Still it is beginning to be a home.
We have a car, but not yet a license to drive it on the seventh island. So, I took the bus to the third village north where they have a “supermarket” (cough… laugh… five short aisles stuffed to the ceiling). You learn to concentrate on the essentials (that’s a good thing), if you have to take the public bus home, still four very heavy bags had to be hauled home.
Once through the door, I cooked Chinese winter melon soup and Jamie Oliver’s beef stew with guinness (yep, I watched TV last night). Both were a first and both are keepers for cold winter days. I love Chinese winter melon. It’s completely tasteless on its own, but in a soup it takes on the flavor of the rest of the ingredients.

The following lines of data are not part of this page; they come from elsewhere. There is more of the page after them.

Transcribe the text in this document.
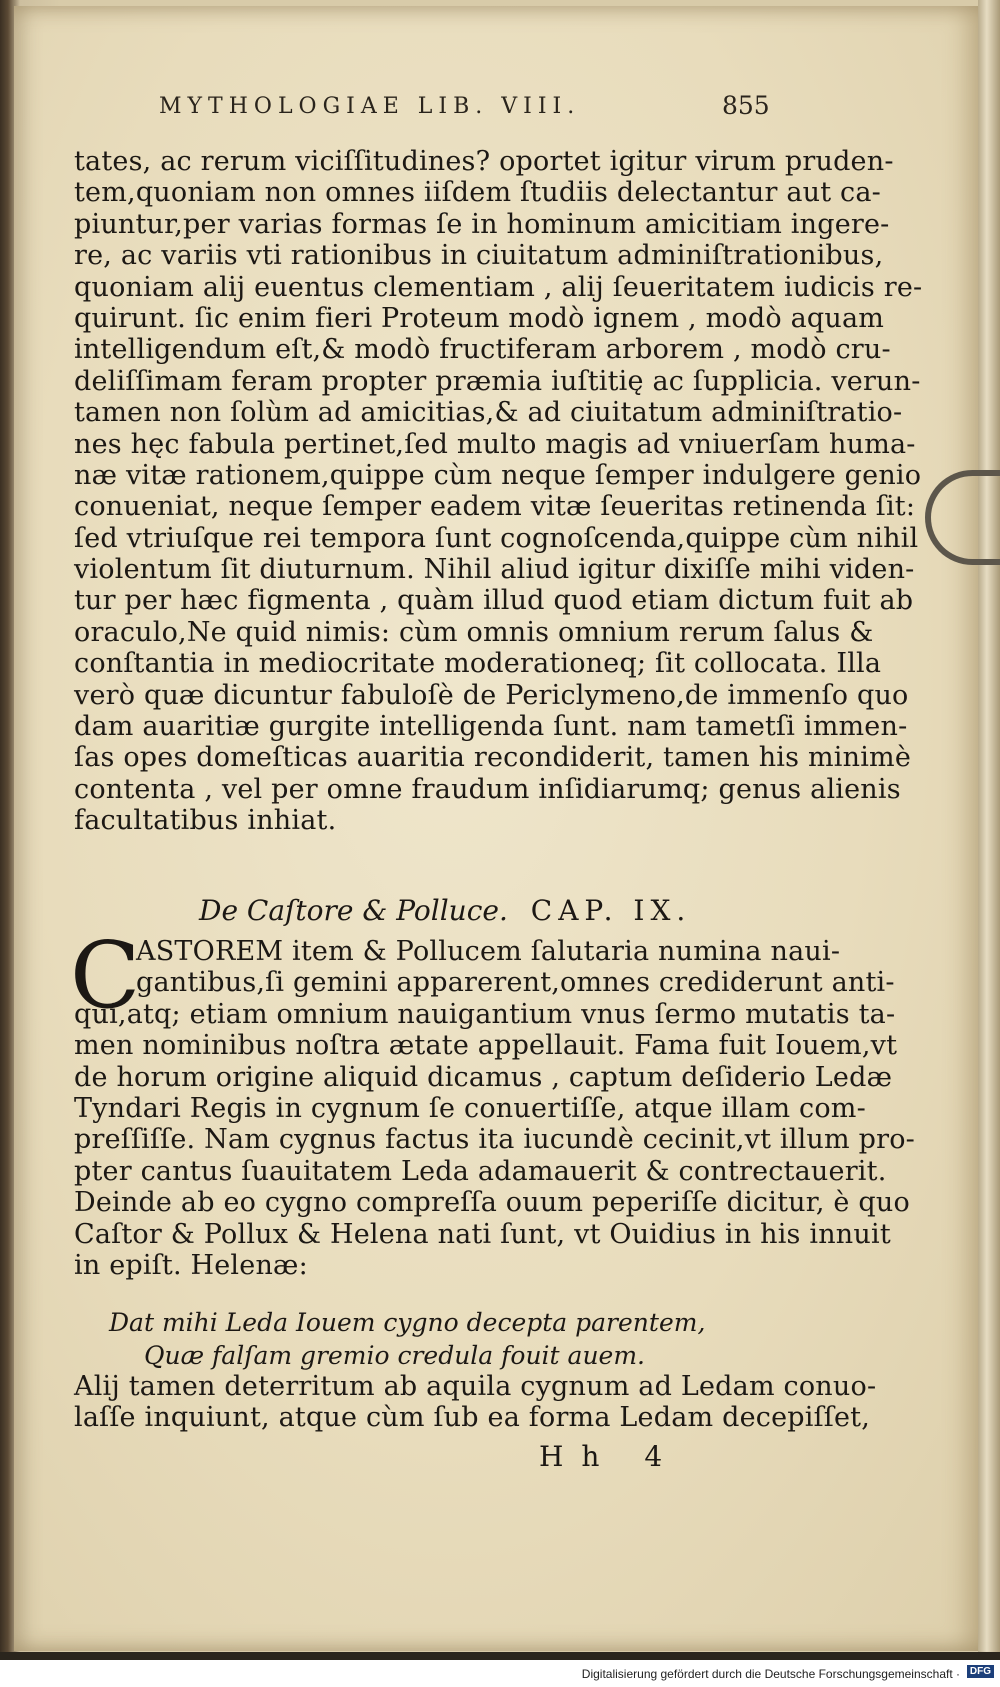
MYTHOLOGIAE LIB. VIII.	855
tates, ac rerum viciſſitudines? oportet igitur virum pruden-
tem,quoniam non omnes iiſdem ſtudiis delectantur aut ca-
piuntur,per varias formas ſe in hominum amicitiam ingere-
re, ac variis vti rationibus in ciuitatum adminiſtrationibus,
quoniam alij euentus clementiam , alij ſeueritatem iudicis re-
quirunt. ſic enim fieri Proteum modò ignem , modò aquam
intelligendum eſt,& modò fructiferam arborem , modò cru-
deliſſimam feram propter præmia iuſtitię ac ſupplicia. verun-
tamen non ſolùm ad amicitias,& ad ciuitatum adminiſtratio-
nes hęc fabula pertinet,ſed multo magis ad vniuerſam huma-
næ vitæ rationem,quippe cùm neque ſemper indulgere genio
conueniat, neque ſemper eadem vitæ ſeueritas retinenda ſit:
ſed vtriuſque rei tempora ſunt cognoſcenda,quippe cùm nihil
violentum ſit diuturnum. Nihil aliud igitur dixiſſe mihi viden-
tur per hæc figmenta , quàm illud quod etiam dictum fuit ab
oraculo,Ne quid nimis: cùm omnis omnium rerum ſalus &
conſtantia in mediocritate moderationeq; ſit collocata. Illa
verò quæ dicuntur fabuloſè de Periclymeno,de immenſo quo
dam auaritiæ gurgite intelligenda ſunt. nam tametſi immen-
ſas opes domeſticas auaritia recondiderit, tamen his minimè
contenta , vel per omne fraudum inſidiarumq; genus alienis
facultatibus inhiat.
De Caſtore & Polluce. CAP. IX.
C
ASTOREM item & Pollucem ſalutaria numina naui-
gantibus,ſi gemini apparerent,omnes crediderunt anti-
qui,atq; etiam omnium nauigantium vnus ſermo mutatis ta-
men nominibus noſtra ætate appellauit. Fama fuit Iouem,vt
de horum origine aliquid dicamus , captum deſiderio Ledæ
Tyndari Regis in cygnum ſe conuertiſſe, atque illam com-
preſſiſſe. Nam cygnus factus ita iucundè cecinit,vt illum pro-
pter cantus ſuauitatem Leda adamauerit & contrectauerit.
Deinde ab eo cygno compreſſa ouum peperiſſe dicitur, è quo
Caſtor & Pollux & Helena nati ſunt, vt Ouidius in his innuit
in epiſt. Helenæ:
Dat mihi Leda Iouem cygno decepta parentem,
Quæ falſam gremio credula fouit auem.
Alij tamen deterritum ab aquila cygnum ad Ledam conuo-
laſſe inquiunt, atque cùm ſub ea forma Ledam decepiſſet,
Hh 4
Digitalisierung gefördert durch die Deutsche Forschungsgemeinschaft · DFG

I got the second last winter melon slice in the snow-white supermarket. My competitors were seasoned Cantonese grandmas… I had to grab quickly. I cooked it together with pork spareribs, sliced smoked ham, ginger, and wolfberries. The recipe also calls for red dates, but I didn’t want to buy them because of bad Dubai associations… ok, the truth is I wasn’t sure they were needed. Still the soup turned out yummy. I am a big fan of soups, especially if it’s cold and wet. One of the strength of German cuisine is its soups or “eintopf”. Like most of the best dishes around the world it’s poor men’s recipes, but oh so good. I can’t get all of the German ingredients here (does anyone have a cheap and reliable source of celeriac in Hong Kong?), so I am going for local recipes. Winter melon soup was yummy.
Jamie Oliver’s stew had to cook for two hours in the oven. The original recipe puts it into a pie with puff pastry. I am not that English, so I just made the stew and salt potatoes to go with it. It was very rich, smooth, and just what I needed today:
2 large sliced onions fried to gooey, sweet perfection
half a pound of marbled beef
3 cloves of diced garlic
stick of fresh rosemary, hacked to small pieces
1 stick of celery or two
a diced carrot or two
mushrooms ( I took local Chinese ones, not the tasteless, white Holland variety) and half a dozen dried ones (soaked in hot water for an hour)
pepper, salt
1 tablespoon of flour
a can of guinness (even the five-aisle supermarket had it ?!?)
water so that all ingredients are covered with liquid
at 180 degrees Celsius (360 Fahrenheit) for two hours in covered (oven-proof) pot
Jamie, you are the man!
I will also start a new sourdough production. Bread selection in Cinderella’s supermarket is pitiful, stuffed with preservatives, and I won’t buy it. Expect pics of burned sourdough bread in the future.